Niveau débats existentiels et métaphysiques, nous avons eu l’œuf et la poule, la lumière du frigo, la raison de l’existence de Bernard-Henri Levy, et surtout, la problématique de la revendication de la création du Death Metal. Deux écoles s’affrontent depuis les années 80, ceux qui pensent dur comme fer que le MANTAS, futur DEATH de Chuck Schuldiner, doit en revendiquer la paternité, et ceux qui affirment que le POSSESSED de Jeff Becerra et Larry Lalonde avait déjà tout dit dès la première démo justement intitulée Death Metal en 1984. Certains petits malins vont jusqu’à penser que le HELLHAMMER de Satanic Rites était là avant tout le monde, mais nul n’est capable d’apporter une réponse précise à cette interrogation qui nous turlupine comme un derviche tourneur sous acides. Seven Churches ou Scream Bloody Gore en tant que signal de départ de cette vague de cruauté musicale qui aujourd’hui encore fascine des milliers de tarés de par le monde ? En étant pointilleux, on pourrait arguer du fait que Seven Churches, à cheval entre Death et Thrash, n’était justement pas complètement Death, malgré le morceau du même nom. C’est un argument comme un autre, mais pour qui se souvient des sensations ressenties la première fois qu’il a posé ce satané et satanique vinyle sur sa platine, il n’y a pas matière à tergiverser. Oui, c’est bien POSSESSED qui a popularisé la première forme la plus larvée de Death, d’une importance telle qu’elle a justement influencé le jeune Chuck dans sa recherche de traumas sonores poussés. Bref, restons-en là, mais le propos est d’importance au moment d’aborder l’un des comebacks les plus inattendus du Metal extrême, celui de POSSESSED que nous avions laissé sur le flanc, à la fin des eighties, et en mauvaise posture. Car le destin a bien failli avoir raison d’une des voix les plus symptomatiques qui soit, en s’acharnant sur le corps de ce pauvre Jeff, dont les photos en chaise roulante en avaient ému plus d’un…

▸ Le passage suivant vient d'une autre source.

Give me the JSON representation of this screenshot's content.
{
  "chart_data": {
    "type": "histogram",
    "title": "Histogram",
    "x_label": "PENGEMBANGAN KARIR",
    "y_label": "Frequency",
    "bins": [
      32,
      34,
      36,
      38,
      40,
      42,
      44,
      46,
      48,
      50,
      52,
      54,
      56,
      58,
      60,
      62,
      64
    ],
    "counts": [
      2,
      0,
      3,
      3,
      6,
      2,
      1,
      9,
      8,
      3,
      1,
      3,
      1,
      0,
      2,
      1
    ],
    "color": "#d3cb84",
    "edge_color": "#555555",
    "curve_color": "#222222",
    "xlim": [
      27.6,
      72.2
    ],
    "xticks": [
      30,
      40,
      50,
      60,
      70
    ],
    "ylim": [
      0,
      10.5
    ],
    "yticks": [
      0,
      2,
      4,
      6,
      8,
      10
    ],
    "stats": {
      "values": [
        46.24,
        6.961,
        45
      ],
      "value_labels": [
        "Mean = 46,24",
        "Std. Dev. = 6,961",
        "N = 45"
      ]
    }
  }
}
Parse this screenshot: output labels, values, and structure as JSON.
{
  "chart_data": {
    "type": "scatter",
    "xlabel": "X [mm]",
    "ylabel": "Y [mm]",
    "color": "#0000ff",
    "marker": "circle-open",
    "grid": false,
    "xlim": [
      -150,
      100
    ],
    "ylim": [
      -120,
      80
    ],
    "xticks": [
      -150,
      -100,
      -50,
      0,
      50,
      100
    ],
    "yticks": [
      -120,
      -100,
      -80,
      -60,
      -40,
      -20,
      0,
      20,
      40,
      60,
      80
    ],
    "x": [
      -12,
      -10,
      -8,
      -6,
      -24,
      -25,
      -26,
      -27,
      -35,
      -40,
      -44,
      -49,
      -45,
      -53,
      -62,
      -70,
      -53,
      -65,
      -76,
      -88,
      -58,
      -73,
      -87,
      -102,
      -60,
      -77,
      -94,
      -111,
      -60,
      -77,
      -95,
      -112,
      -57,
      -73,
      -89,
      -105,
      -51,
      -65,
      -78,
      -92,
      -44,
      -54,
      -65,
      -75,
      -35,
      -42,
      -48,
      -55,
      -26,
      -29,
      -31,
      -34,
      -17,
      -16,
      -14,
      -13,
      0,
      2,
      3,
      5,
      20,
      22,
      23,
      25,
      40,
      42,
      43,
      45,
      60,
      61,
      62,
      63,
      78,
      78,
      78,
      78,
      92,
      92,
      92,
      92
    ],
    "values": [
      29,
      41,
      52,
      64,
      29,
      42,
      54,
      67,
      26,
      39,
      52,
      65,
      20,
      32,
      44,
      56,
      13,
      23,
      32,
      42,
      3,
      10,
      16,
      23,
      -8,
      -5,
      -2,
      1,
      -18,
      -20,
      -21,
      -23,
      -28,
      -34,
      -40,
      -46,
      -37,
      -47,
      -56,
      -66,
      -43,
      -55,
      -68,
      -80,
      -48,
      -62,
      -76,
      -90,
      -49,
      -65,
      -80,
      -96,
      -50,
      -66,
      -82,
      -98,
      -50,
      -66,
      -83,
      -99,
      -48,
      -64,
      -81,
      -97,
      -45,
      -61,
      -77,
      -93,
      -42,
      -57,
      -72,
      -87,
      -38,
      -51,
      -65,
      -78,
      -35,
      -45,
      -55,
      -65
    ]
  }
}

Le nom de POSSESSED dans les nineties ne voulait plus dire grand-chose. Malgré une présence qui ne s’est pas démentie au cours du temps (une accumulation de démos, de compilations, de splits, qui permit au groupe de subsister dans les colonnes), l’attente d’un matériel frais se voyait systématiquement opposée une fin de non-recevoir, et c’est donc avec un bonheur sadique non feint que nous avons accueilli ce troisième album qui ne vit jamais le jour en temps et en heure. Mais du temps, il en a justement fallu à Jeff pour se refaire une santé, et surtout, pour trouver les bons comparses capables de remplacer le line-up historique de sa bête. Après tout, le dernier réel témoignage musical du concept remonte à plus de trente ans, et ce The Eyes of Horror qui s’était montré à la hauteur de la légende. Mais il faut remonter un an plus tôt pour trouver trace du dernier longue-durée des californiens, avec Beyond The Gates qui avait légèrement surpris les maniaques de bestialité tapageuse, montrant alors le visage d’un groupe plus mûr et plus affuté techniquement, qui proposait alors une musique toujours aussi violente, mais moins viscérale et plus organisée. Et en 2019, la question se pose alors de savoir quel faciès POSSESSED nous offre avec ce Revelations Of Oblivion proposé par Nuclear Blast, celui grimaçant de la bête cornue avide de sang de Seven Churches, ou celui plus sournois mais pas moins effrayant de Beyond The Gates ? Comme on pouvait s’y attendre, la réponse se situe en convergence, puisque ce troisième LP se veut synthèse des deux premiers, avec une tendance remise au goût du jour, mais qui respecte les orientations d’origine. Avec des compositions entièrement signées des quatre mains de Jeff Becerra et du guitariste/complice Daniel Gonzalez (NAILSHITTER, GRUESOME), Revelations Of Oblivion se veut sombre, glauque, mais aussi progressif et technique, ce qui nous assure une écoute aussi surprenante que rassurante, les deux hommes ayant collé aux principes de base du Death/Thrash naissant, en rapprochant la limite des exactions les plus bruyantes des deux genres à l’époque où ils commençaient à terroriser la planète.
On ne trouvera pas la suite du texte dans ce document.